In un’epoca di fratture sociali sempre più profonde e laceranti, Parasite mette in scena un’eccellente parabola della lotta di classe, ora riproposta in una dimensione domestica.
Il regista si destreggia con profonda arguzia e gusto satirico tra la commedia e il dramma sociale, fino al thriller dalle tinte scure.
In Parasite assume un ruolo, assolutamente determinante e simbolico, lo spazio; o meglio le case, i luoghi dove le famiglie vivono, e si fanno carico di raccontare la storia.
La prima, un seminterrato squallido, dagli spazi stretti e angusti, tra le cui quattro mura i Ki-taek si dimenano alla ricerca di un segnale wi-fi senza password, e una minuscola finestra che dà su un vicolo usato dagli ubriachi per urinare. La seconda, una lussuosa villa progettata da un famoso architetto, e un enorme vetrata su un giardino baciato dal sole, che genera tanta invidia nella famiglia di reietti sociali. Proprio quel giardino sarà il teatro dell’esplosione drammaturgica finale, e luogo della memoria tanto amaro.
Seppure si passi da una rappresentazione di genere ad un altro, il regista riesce a direzionare il film, e i suoi personaggi con esso, verso una spirale discendente verso la tentazione e i suoi demoni. Bong Joon-ho è tanto ispirato nella componente narrativa – innalzandosi a dio efferato e feroce della sua creazione condotta ad un climax inevitabile – quanto in quella registica.
A rendere Parasite il film paradigma degli anni che viviamo probabilmente è la trama, l’invenzione di questi parassiti dei parassiti che svelano altri parassiti.
Ma è la mano di Bong Joon-ho, la maniera in cui lavora tra primo piano e sfondo a fare la differenza. Il suo stile prevede che le informazioni non le prendiamo solo da ciò che accade in primo piano, ma che quel che il film ci dice o che una scena ci dice venga sempre dall’interazione tra il primo piano e il secondo piano, tra le due persone che parlano e le altre due che nello sfondo stanno facendo qualcos’altro, qualcosa di fondamentale.
Proprio da quella relazione, dal fatto magari che le prime due non vedano, non sentano o scelgano di trascurare le seconde, viene tutto il senso.
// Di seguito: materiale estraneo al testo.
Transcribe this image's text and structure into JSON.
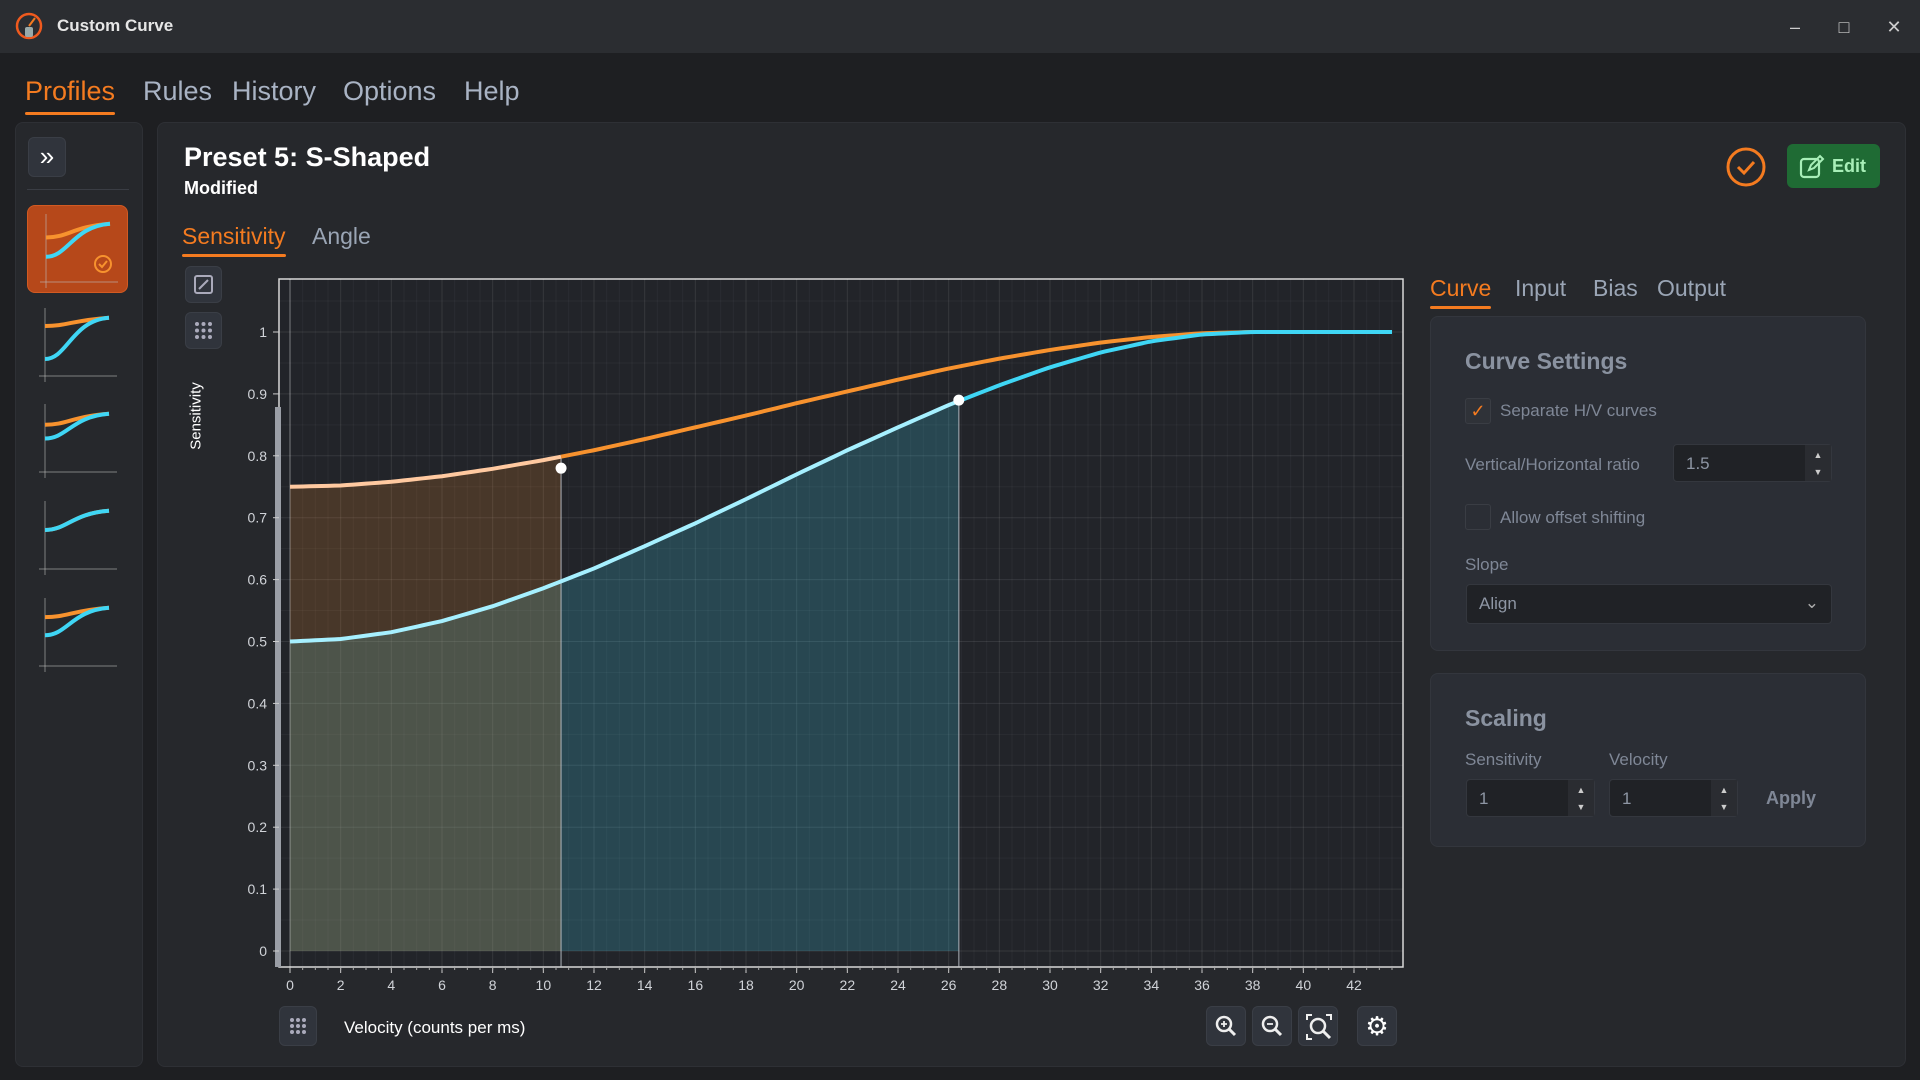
{
  "window": {
    "title": "Custom Curve",
    "controls": [
      "minimize",
      "maximize",
      "close"
    ]
  },
  "menu": {
    "items": [
      "Profiles",
      "Rules",
      "History",
      "Options",
      "Help"
    ],
    "active": "Profiles"
  },
  "profile": {
    "title": "Preset 5: S-Shaped",
    "status": "Modified",
    "edit_label": "Edit"
  },
  "sidebar": {
    "expand_icon": "double-chevron-right-icon",
    "presets": 5,
    "selected": 1
  },
  "chart_tabs": {
    "items": [
      "Sensitivity",
      "Angle"
    ],
    "active": "Sensitivity"
  },
  "settings_tabs": {
    "items": [
      "Curve",
      "Input",
      "Bias",
      "Output"
    ],
    "active": "Curve"
  },
  "curve_settings": {
    "title": "Curve Settings",
    "separate_hv": {
      "label": "Separate H/V curves",
      "checked": true
    },
    "ratio": {
      "label": "Vertical/Horizontal ratio",
      "value": "1.5"
    },
    "offset": {
      "label": "Allow offset shifting",
      "checked": false
    },
    "slope": {
      "label": "Slope",
      "value": "Align"
    }
  },
  "scaling": {
    "title": "Scaling",
    "sensitivity": {
      "label": "Sensitivity",
      "value": "1"
    },
    "velocity": {
      "label": "Velocity",
      "value": "1"
    },
    "apply": "Apply"
  },
  "colors": {
    "accent": "#f47b20",
    "horizontal": "#f7922e",
    "vertical": "#3fd6f5",
    "edit": "#1f6b34"
  },
  "chart_data": {
    "type": "line",
    "xlabel": "Velocity (counts per ms)",
    "ylabel": "Sensitivity",
    "xlim": [
      0,
      44
    ],
    "ylim": [
      0,
      1.08
    ],
    "xticks": [
      0,
      2,
      4,
      6,
      8,
      10,
      12,
      14,
      16,
      18,
      20,
      22,
      24,
      26,
      28,
      30,
      32,
      34,
      36,
      38,
      40,
      42
    ],
    "yticks": [
      0,
      0.1,
      0.2,
      0.3,
      0.4,
      0.5,
      0.6,
      0.7,
      0.8,
      0.9,
      1
    ],
    "ytick_labels": [
      "0",
      "0.1",
      "0.2",
      "0.3",
      "0.4",
      "0.5",
      "0.6",
      "0.7",
      "0.8",
      "0.9",
      "1"
    ],
    "grid": true,
    "x": [
      0,
      2,
      4,
      6,
      8,
      10,
      12,
      14,
      16,
      18,
      20,
      22,
      24,
      26,
      28,
      30,
      32,
      34,
      36,
      38,
      40,
      42,
      44
    ],
    "series": [
      {
        "color": "#f7922e",
        "values": [
          0.75,
          0.752,
          0.758,
          0.767,
          0.779,
          0.793,
          0.809,
          0.827,
          0.846,
          0.865,
          0.885,
          0.904,
          0.923,
          0.941,
          0.957,
          0.971,
          0.983,
          0.992,
          0.998,
          1,
          1,
          1,
          1
        ],
        "control_point": [
          10.7,
          0.78
        ]
      },
      {
        "color": "#3fd6f5",
        "values": [
          0.5,
          0.504,
          0.515,
          0.533,
          0.557,
          0.586,
          0.618,
          0.654,
          0.691,
          0.73,
          0.77,
          0.809,
          0.846,
          0.882,
          0.914,
          0.943,
          0.967,
          0.985,
          0.996,
          1,
          1,
          1,
          1
        ],
        "control_point": [
          26.4,
          0.89
        ]
      }
    ]
  },
  "toolbar": {
    "zoom_in": "zoom-in",
    "zoom_out": "zoom-out",
    "zoom_fit": "zoom-fit",
    "settings": "settings"
  }
}
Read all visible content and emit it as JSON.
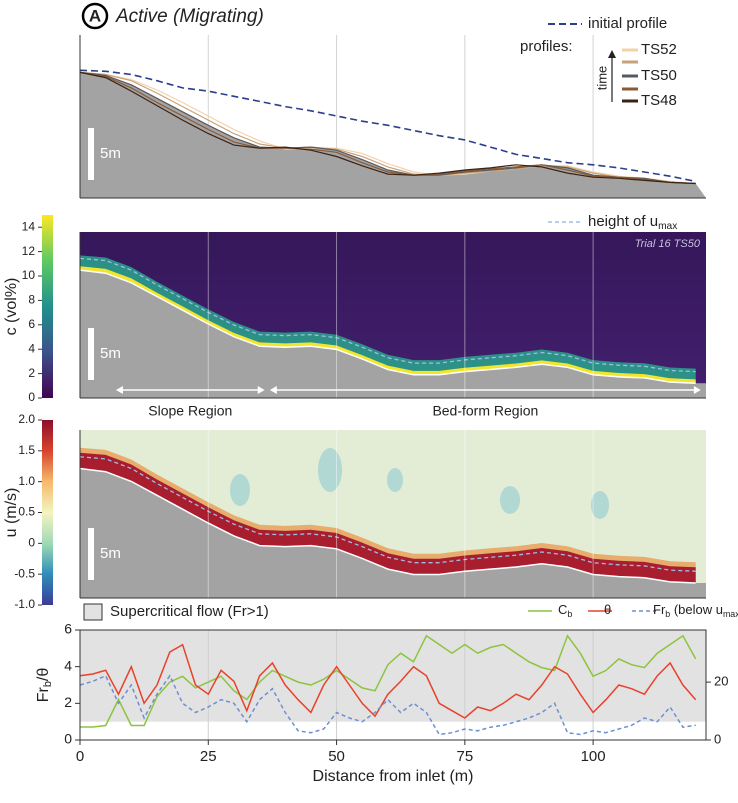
{
  "chart_data": [
    {
      "type": "line",
      "panel_letter": "A",
      "title": "Active (Migrating)",
      "legend_heading": "profiles:",
      "time_label": "time",
      "scale_label": "5m",
      "xlim": [
        0,
        122
      ],
      "ylim": [
        0,
        15.7
      ],
      "x": [
        0,
        5,
        10,
        15,
        20,
        25,
        30,
        35,
        40,
        45,
        50,
        55,
        60,
        65,
        70,
        75,
        80,
        85,
        90,
        95,
        100,
        105,
        110,
        115,
        120
      ],
      "series": [
        {
          "name": "initial profile",
          "color": "#2b3f8c",
          "dash": true,
          "values": [
            12.3,
            12.2,
            11.9,
            11.3,
            10.6,
            10.3,
            9.8,
            9.3,
            8.8,
            8.4,
            7.9,
            7.4,
            7.0,
            6.5,
            6.0,
            5.6,
            4.9,
            4.2,
            3.8,
            3.4,
            3.2,
            2.9,
            2.5,
            2.1,
            1.6
          ]
        },
        {
          "name": "TS52",
          "color": "#f1d3a8",
          "values": [
            12.1,
            11.9,
            11.4,
            10.4,
            9.2,
            7.9,
            6.6,
            5.5,
            4.7,
            4.8,
            4.8,
            4.3,
            3.3,
            2.5,
            2.2,
            2.3,
            2.6,
            2.8,
            3.1,
            3.1,
            2.5,
            2.1,
            1.9,
            1.6,
            1.4
          ]
        },
        {
          "name": null,
          "color": "#c9a27a",
          "values": [
            12.1,
            11.9,
            11.3,
            10.1,
            8.8,
            7.5,
            6.2,
            5.2,
            4.8,
            4.9,
            4.7,
            4.0,
            3.0,
            2.3,
            2.2,
            2.4,
            2.6,
            2.8,
            3.1,
            3.0,
            2.4,
            2.0,
            1.9,
            1.5,
            1.4
          ]
        },
        {
          "name": "TS50",
          "color": "#555a60",
          "values": [
            12.1,
            11.8,
            10.9,
            9.6,
            8.3,
            7.0,
            5.8,
            4.9,
            4.8,
            4.9,
            4.6,
            3.7,
            2.7,
            2.2,
            2.2,
            2.5,
            2.7,
            2.9,
            3.2,
            2.9,
            2.2,
            2.0,
            1.9,
            1.5,
            1.4
          ]
        },
        {
          "name": null,
          "color": "#8a5a36",
          "values": [
            12.1,
            11.7,
            10.6,
            9.2,
            7.9,
            6.6,
            5.4,
            4.8,
            4.8,
            4.7,
            4.4,
            3.4,
            2.5,
            2.2,
            2.3,
            2.6,
            2.8,
            3.0,
            3.2,
            2.7,
            2.1,
            2.0,
            1.8,
            1.5,
            1.4
          ]
        },
        {
          "name": "TS48",
          "color": "#3b2314",
          "values": [
            12.1,
            11.6,
            10.3,
            8.9,
            7.5,
            6.2,
            5.1,
            4.8,
            4.9,
            4.6,
            4.0,
            3.1,
            2.3,
            2.2,
            2.4,
            2.7,
            2.9,
            3.2,
            3.0,
            2.4,
            2.0,
            1.9,
            1.7,
            1.5,
            1.4
          ]
        }
      ]
    },
    {
      "type": "heatmap",
      "colorbar_label": "c (vol%)",
      "clim": [
        0,
        15
      ],
      "cticks": [
        0,
        2,
        4,
        6,
        8,
        10,
        12,
        14
      ],
      "annotation": "Trial 16 TS50",
      "scale_label": "5m",
      "xlim": [
        0,
        122
      ],
      "umax": {
        "name_parts": [
          "height of u",
          "max"
        ],
        "color": "#9dbde6",
        "values": [
          13.2,
          13.0,
          12.1,
          10.7,
          9.4,
          8.1,
          6.9,
          6.0,
          5.9,
          6.0,
          5.7,
          4.8,
          3.8,
          3.3,
          3.3,
          3.6,
          3.8,
          4.0,
          4.3,
          4.0,
          3.3,
          3.1,
          3.0,
          2.6,
          2.5
        ]
      },
      "regions": [
        {
          "label": "Slope Region",
          "x": [
            7,
            36
          ]
        },
        {
          "label": "Bed-form Region",
          "x": [
            37,
            121
          ]
        }
      ]
    },
    {
      "type": "heatmap",
      "colorbar_label": "u (m/s)",
      "clim": [
        -1,
        2
      ],
      "scale_label": "5m",
      "xlim": [
        0,
        122
      ],
      "cticks": [
        {
          "value": 2,
          "label": "2.0"
        },
        1.5,
        {
          "value": 1,
          "label": "1.0"
        },
        0.5,
        0,
        -0.5,
        {
          "value": -1,
          "label": "-1.0"
        }
      ]
    },
    {
      "type": "line",
      "xlim": [
        0,
        122
      ],
      "xticks": [
        0,
        25,
        50,
        75,
        100
      ],
      "ylim": [
        0,
        6
      ],
      "yticks": [
        0,
        2,
        4,
        6
      ],
      "y2lim": [
        0,
        38
      ],
      "y2ticks": [
        0,
        20
      ],
      "xlabel": "Distance from inlet (m)",
      "ylabel_parts": [
        "Fr",
        "b",
        "/θ"
      ],
      "shade": {
        "label": "Supercritical flow (Fr>1)",
        "from": 1,
        "color": "#e2e2e2"
      },
      "x": [
        0,
        2.5,
        5,
        7.5,
        10,
        12.5,
        15,
        17.5,
        20,
        22.5,
        25,
        27.5,
        30,
        32.5,
        35,
        37.5,
        40,
        42.5,
        45,
        47.5,
        50,
        52.5,
        55,
        57.5,
        60,
        62.5,
        65,
        67.5,
        70,
        72.5,
        75,
        77.5,
        80,
        82.5,
        85,
        87.5,
        90,
        92.5,
        95,
        97.5,
        100,
        102.5,
        105,
        107.5,
        110,
        112.5,
        115,
        117.5,
        120
      ],
      "series": [
        {
          "name_parts": [
            "C",
            "b"
          ],
          "color": "#8cc43f",
          "axis": "y2",
          "values": [
            4.5,
            4.5,
            5,
            14,
            5,
            5,
            15,
            20,
            22,
            18,
            20,
            22,
            17,
            14,
            20,
            24,
            22,
            20,
            19,
            21,
            24,
            21,
            18,
            17,
            26,
            30,
            27,
            36,
            33,
            30,
            33,
            30,
            32,
            33,
            30,
            27,
            25,
            24,
            36,
            30,
            22,
            24,
            28,
            26,
            25,
            30,
            33,
            36,
            28
          ]
        },
        {
          "name_parts": [
            "θ"
          ],
          "color": "#e8412c",
          "values": [
            3.5,
            3.6,
            3.8,
            2.5,
            4.0,
            2.0,
            3.0,
            4.8,
            5.2,
            3.0,
            2.5,
            3.8,
            3.2,
            1.6,
            3.5,
            4.2,
            3.0,
            2.2,
            1.5,
            3.0,
            4.0,
            3.0,
            2.0,
            1.3,
            2.5,
            3.2,
            4.0,
            3.5,
            2.0,
            1.6,
            1.2,
            1.8,
            1.6,
            2.0,
            2.5,
            2.2,
            3.0,
            4.0,
            3.6,
            2.5,
            1.5,
            2.2,
            3.0,
            2.8,
            2.5,
            3.5,
            4.2,
            3.0,
            2.2
          ]
        },
        {
          "name_parts": [
            "Fr",
            "b",
            " (below u",
            "max",
            ")"
          ],
          "color": "#6d8fd2",
          "dash": true,
          "values": [
            3.0,
            3.2,
            3.5,
            2.0,
            3.0,
            1.2,
            2.5,
            3.5,
            2.0,
            1.5,
            1.8,
            2.2,
            2.0,
            1.0,
            2.2,
            2.8,
            1.5,
            0.5,
            0.4,
            0.6,
            1.5,
            1.2,
            1.0,
            1.5,
            2.2,
            1.5,
            2.0,
            1.5,
            0.3,
            0.4,
            0.6,
            0.5,
            0.7,
            0.8,
            1.0,
            1.2,
            1.5,
            2.0,
            0.4,
            0.3,
            0.5,
            0.4,
            0.6,
            0.8,
            1.2,
            1.0,
            1.8,
            0.7,
            0.8
          ]
        }
      ]
    }
  ]
}
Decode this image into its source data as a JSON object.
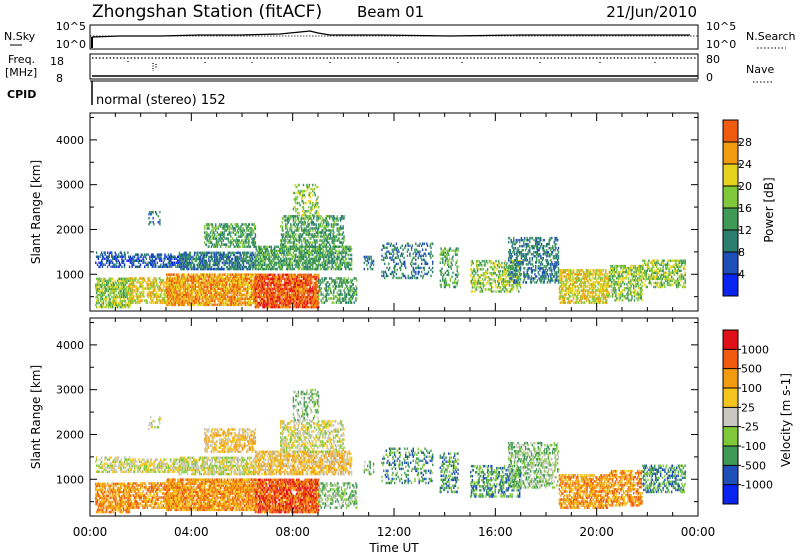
{
  "header": {
    "station": "Zhongshan Station (fitACF)",
    "beam": "Beam 01",
    "date": "21/Jun/2010"
  },
  "top_panels": {
    "nsky_label": "N.Sky",
    "nsky_ticks": [
      "10^5",
      "10^0"
    ],
    "nsearch_label": "N.Search",
    "nsearch_ticks": [
      "10^5",
      "10^0"
    ],
    "freq_label": "Freq.",
    "freq_unit": "[MHz]",
    "freq_ticks": [
      "18",
      "8"
    ],
    "nave_label": "Nave",
    "nave_ticks": [
      "80",
      "0"
    ],
    "cpid_label": "CPID",
    "cpid_text": "normal (stereo) 152"
  },
  "colors": {
    "power": [
      "#0a24f0",
      "#1f4fb8",
      "#2c7f6f",
      "#3f9a55",
      "#7fc83a",
      "#e6d21e",
      "#f29a10",
      "#ee5a0e",
      "#e0101a"
    ],
    "velocity": [
      "#e0101a",
      "#ee5a0e",
      "#f29a10",
      "#f4c51e",
      "#c8c8c0",
      "#7fc83a",
      "#3f9a55",
      "#1f4fb8",
      "#0a24f0"
    ]
  },
  "chart_data": [
    {
      "type": "heatmap",
      "quantity": "Power",
      "ylabel": "Slant Range [km]",
      "yticks": [
        1000,
        2000,
        3000,
        4000
      ],
      "ylim": [
        180,
        4600
      ],
      "xlim_hours": [
        0,
        24
      ],
      "colorbar_label": "Power [dB]",
      "colorbar_ticks": [
        "4",
        "8",
        "12",
        "16",
        "20",
        "24",
        "28"
      ],
      "colorbar_range": [
        0,
        32
      ]
    },
    {
      "type": "heatmap",
      "quantity": "Velocity",
      "ylabel": "Slant Range [km]",
      "yticks": [
        1000,
        2000,
        3000,
        4000
      ],
      "ylim": [
        180,
        4600
      ],
      "xlim_hours": [
        0,
        24
      ],
      "xticklabels": [
        "00:00",
        "04:00",
        "08:00",
        "12:00",
        "16:00",
        "20:00",
        "00:00"
      ],
      "xlabel": "Time UT",
      "colorbar_label": "Velocity [m s-1]",
      "colorbar_ticks": [
        "1000",
        "500",
        "100",
        "25",
        "-25",
        "-100",
        "-500",
        "-1000"
      ]
    }
  ]
}
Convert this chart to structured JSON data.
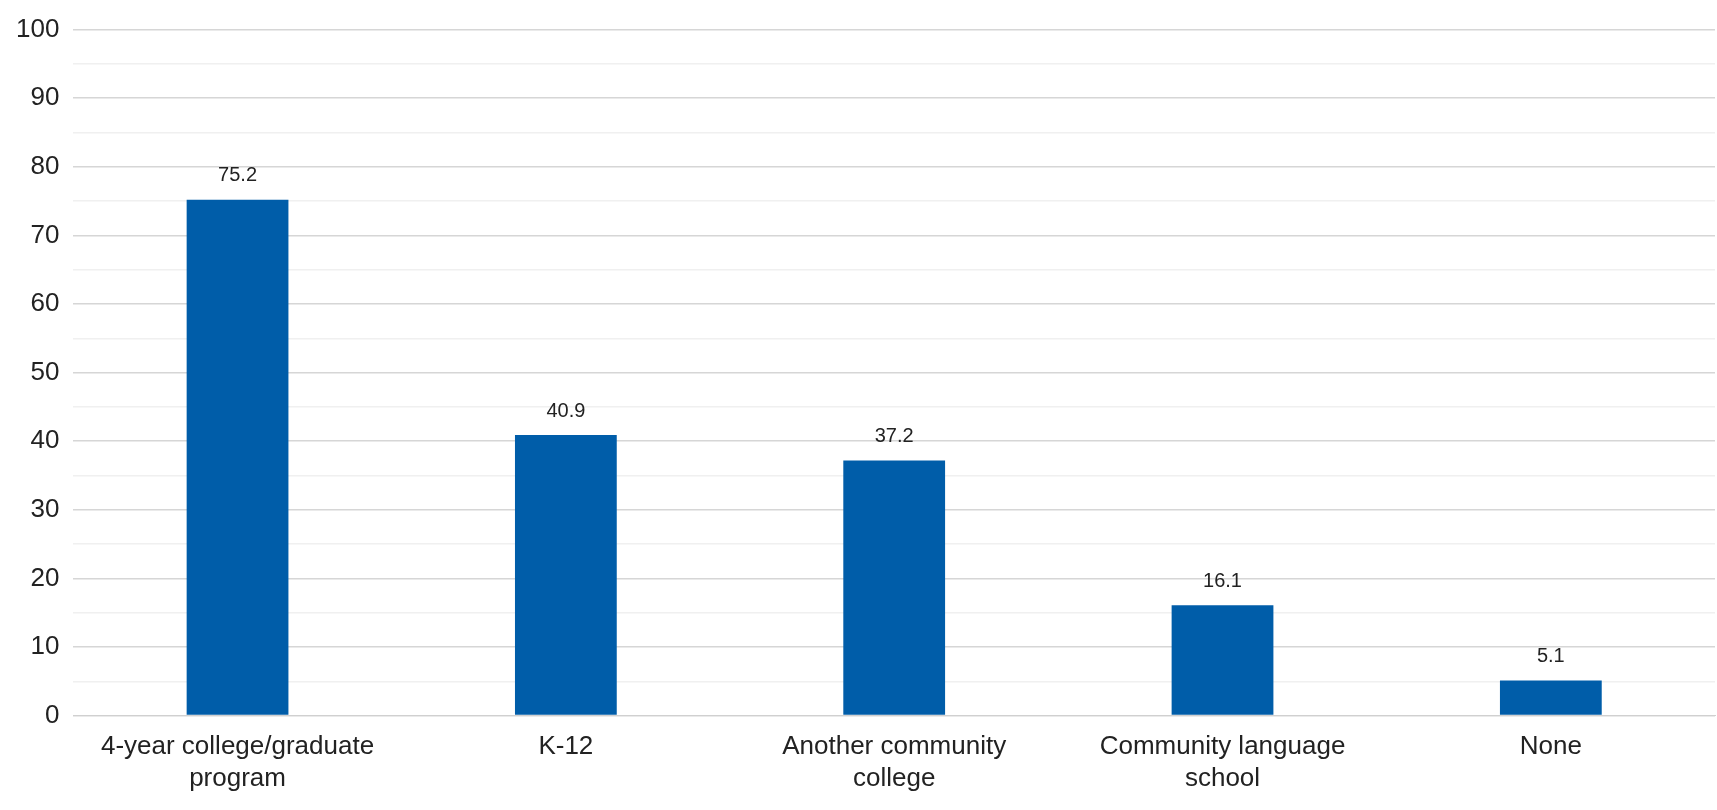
{
  "chart_data": {
    "type": "bar",
    "categories": [
      "4-year college/graduate program",
      "K-12",
      "Another community college",
      "Community language school",
      "None"
    ],
    "values": [
      75.2,
      40.9,
      37.2,
      16.1,
      5.1
    ],
    "color": "#005da9",
    "ylim": [
      0,
      100
    ],
    "yticks": [
      0,
      {
        "value": 5,
        "label": null
      },
      10,
      {
        "value": 15,
        "label": null
      },
      20,
      {
        "value": 25,
        "label": null
      },
      30,
      {
        "value": 35,
        "label": null
      },
      40,
      {
        "value": 45,
        "label": null
      },
      50,
      {
        "value": 55,
        "label": null
      },
      60,
      {
        "value": 65,
        "label": null
      },
      70,
      {
        "value": 75,
        "label": null
      },
      80,
      {
        "value": 85,
        "label": null
      },
      90,
      {
        "value": 95,
        "label": null
      },
      100
    ],
    "grid": "y",
    "data_labels": true
  }
}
È un modo di fare cinema complicato molto appoggiato alle immagini, impossibile da copiare se non si ha quella testa e terribilmente coinvolgente, perché mette sempre lo spettatore nella condizione di operare delle piccole e facili decodifiche delle immagini.
Interpretando, capendo e facendosi una propria idea non sì è solo destinatari dei dialoghi, ma si interagisce con le immagini, le si capisce e capendole si viene a sapere qualcosa di più sulla storia. Un esercizio di attività che consente a Parasite di dire molto più di quel che svelano i suoi eventi.
Parasite è costruito secondo un registro impeccabile, dalla composizione geometrica delle scene fino al montaggio, determinando magnifici contrappunti antitetici tra le inquadrature e le musiche, con un gusto pop per l’antifrasi.